BATON ROUGE, LA (WAFB) - Business owners have expressed concern about the new 5G cell phone towers AT&T is installing in downtown Baton Rouge, city-parish officials say.
“People were concerned about where the towers are going to go,” Chief Administrative Officer Darryl Gissel said. “They wanted to know what control the city has over where they may pop up.”
Gissel says some feared the 29-foot towers would not be aesthetically pleasing. AT&T plans to scatter 25 towers around downtown, and another 55 across the parish. Other networks are expected to follow.
The metro council approved a set of guidelines for the new towers several months ago, trailblazing new local regulations for technology that is not yet common. Downtown is essentially the guinea pig for the network expansion in the parish.
“I think we learned a lot,” Gissel said. “We learned things that we owe to AT&T and I think they learned where we aren’t comfortable with these towers going, aesthetically.”
Subcontractors for AT&T are drilling holes for the towers in sidewalks around downtown. Many of the open holes are covered with wooden slats now, but the sidewalks will be resurfaced once the towers are in place. AT&T is paying for the construction and installation. Workers struck an underground power line last month, causing an outage that essentially shut down a portion of downtown for hours.

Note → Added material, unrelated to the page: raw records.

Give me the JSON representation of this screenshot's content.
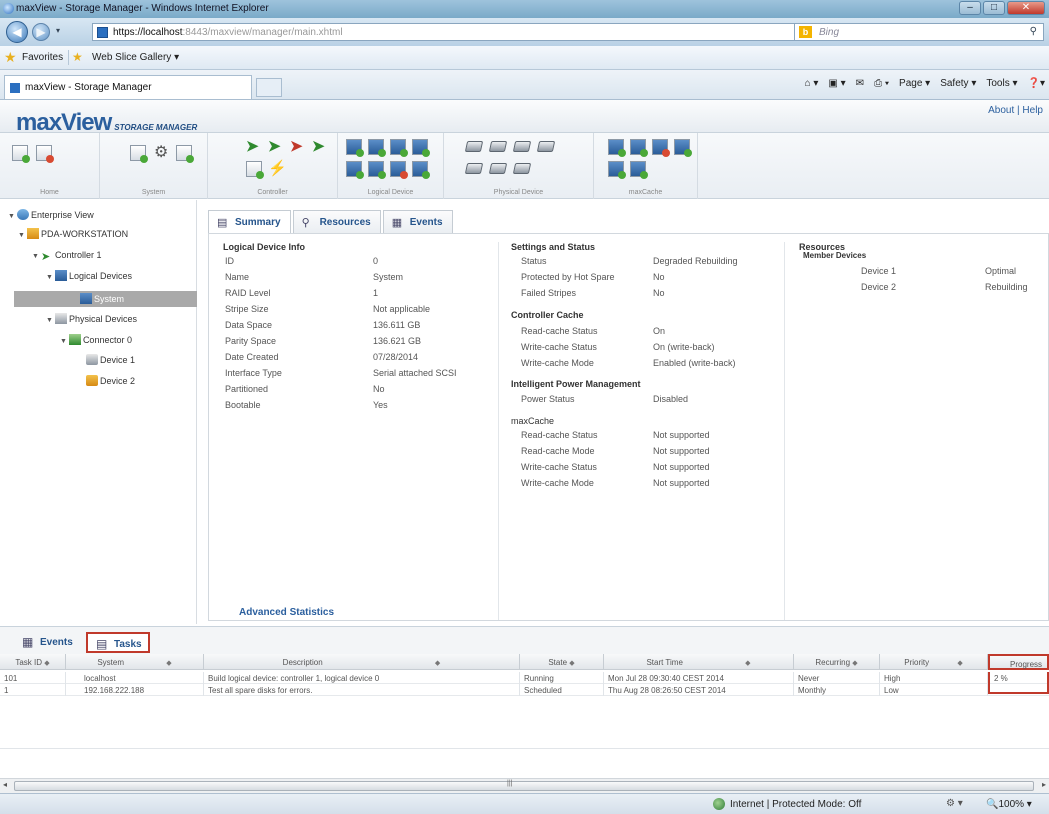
{
  "window": {
    "title": "maxView - Storage Manager - Windows Internet Explorer"
  },
  "browser": {
    "url_host": "https://localhost",
    "url_rest": ":8443/maxview/manager/main.xhtml",
    "search_placeholder": "Bing",
    "favorites_label": "Favorites",
    "web_slice_label": "Web Slice Gallery ▾",
    "tab_title": "maxView - Storage Manager",
    "cmd_page": "Page ▾",
    "cmd_safety": "Safety ▾",
    "cmd_tools": "Tools ▾",
    "cmd_help": "❓▾"
  },
  "header": {
    "logo": "maxView",
    "logo_sub": "STORAGE MANAGER",
    "links": "About  |  Help"
  },
  "ribbon": {
    "groups": [
      {
        "label": "Home"
      },
      {
        "label": "System"
      },
      {
        "label": "Controller"
      },
      {
        "label": "Logical Device"
      },
      {
        "label": "Physical Device"
      },
      {
        "label": "maxCache"
      }
    ]
  },
  "tree": {
    "items": [
      {
        "label": "Enterprise View"
      },
      {
        "label": "PDA-WORKSTATION"
      },
      {
        "label": "Controller 1"
      },
      {
        "label": "Logical Devices"
      },
      {
        "label": "System"
      },
      {
        "label": "Physical Devices"
      },
      {
        "label": "Connector 0"
      },
      {
        "label": "Device 1"
      },
      {
        "label": "Device 2"
      }
    ]
  },
  "panel_tabs": [
    {
      "label": "Summary"
    },
    {
      "label": "Resources"
    },
    {
      "label": "Events"
    }
  ],
  "ldinfo": {
    "title": "Logical Device Info",
    "rows": [
      {
        "k": "ID",
        "v": "0"
      },
      {
        "k": "Name",
        "v": "System"
      },
      {
        "k": "RAID Level",
        "v": "1"
      },
      {
        "k": "Stripe Size",
        "v": "Not applicable"
      },
      {
        "k": "Data Space",
        "v": "136.611 GB"
      },
      {
        "k": "Parity Space",
        "v": "136.621 GB"
      },
      {
        "k": "Date Created",
        "v": "07/28/2014"
      },
      {
        "k": "Interface Type",
        "v": "Serial attached SCSI"
      },
      {
        "k": "Partitioned",
        "v": "No"
      },
      {
        "k": "Bootable",
        "v": "Yes"
      }
    ],
    "advanced": "Advanced Statistics"
  },
  "settings": {
    "title": "Settings and Status",
    "rows": [
      {
        "k": "Status",
        "v": "Degraded Rebuilding"
      },
      {
        "k": "Protected by Hot Spare",
        "v": "No"
      },
      {
        "k": "Failed Stripes",
        "v": "No"
      }
    ],
    "cache_title": "Controller Cache",
    "cache_rows": [
      {
        "k": "Read-cache Status",
        "v": "On"
      },
      {
        "k": "Write-cache Status",
        "v": "On (write-back)"
      },
      {
        "k": "Write-cache Mode",
        "v": "Enabled (write-back)"
      }
    ],
    "ipm_title": "Intelligent Power Management",
    "ipm_rows": [
      {
        "k": "Power Status",
        "v": "Disabled"
      }
    ],
    "maxcache_title": "maxCache",
    "maxcache_rows": [
      {
        "k": "Read-cache Status",
        "v": "Not supported"
      },
      {
        "k": "Read-cache Mode",
        "v": "Not supported"
      },
      {
        "k": "Write-cache Status",
        "v": "Not supported"
      },
      {
        "k": "Write-cache Mode",
        "v": "Not supported"
      }
    ]
  },
  "resources": {
    "title": "Resources",
    "subtitle": "Member Devices",
    "rows": [
      {
        "k": "Device 1",
        "v": "Optimal"
      },
      {
        "k": "Device 2",
        "v": "Rebuilding"
      }
    ]
  },
  "bottom_tabs": [
    {
      "label": "Events"
    },
    {
      "label": "Tasks"
    }
  ],
  "tasks": {
    "columns": [
      {
        "label": "Task ID"
      },
      {
        "label": "System"
      },
      {
        "label": "Description"
      },
      {
        "label": "State"
      },
      {
        "label": "Start Time"
      },
      {
        "label": "Recurring"
      },
      {
        "label": "Priority"
      },
      {
        "label": "Progress"
      }
    ],
    "rows": [
      {
        "id": "101",
        "system": "localhost",
        "description": "Build logical device: controller 1, logical device 0",
        "state": "Running",
        "start": "Mon Jul 28 09:30:40 CEST 2014",
        "recurring": "Never",
        "priority": "High",
        "progress": "2 %"
      },
      {
        "id": "1",
        "system": "192.168.222.188",
        "description": "Test all spare disks for errors.",
        "state": "Scheduled",
        "start": "Thu Aug 28 08:26:50 CEST 2014",
        "recurring": "Monthly",
        "priority": "Low",
        "progress": ""
      }
    ]
  },
  "statusbar": {
    "zone": "Internet | Protected Mode: Off",
    "zoom": "100%"
  }
}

“That one was quite a sting,” said Chris Maxwell, a concert promoter who had to move a show from the Manship Theatre because of the outage. He says he had to write 42 refund checks to patrons who could not fit in the smaller backup location.
Maxwell says he’s trying to find insurance information for the subcontractors so he can file a claim for the losses. “I understand that it’s an accident and I don’t begrudge them for that,” he said. “I just don’t want to lose money over their accident.”
AT&T representatives provided the Downtown Development District (DDD) with a map of the proposed locations for the towers on Tuesday, November 13, easing some concerns from the business community. The representatives also assured the district that AT&T plans to work with the city to blend the towers into the environment.
“There was initially some confusion because people saw a lot of digging and didn’t know what it was for,” said DDD Executive Director Davis Rhorer. “We can work through some things here so that other parts of the parish don’t have the same issues we did.”
Rhorer says the new network will prepare the area for technological developments like driver-less cars and make local internet speeds faster.
“It’s an investment on AT&T’s part and we recognize that,” Rhorer said. “This is one of those growing, paying projects that’s important to us for future development.”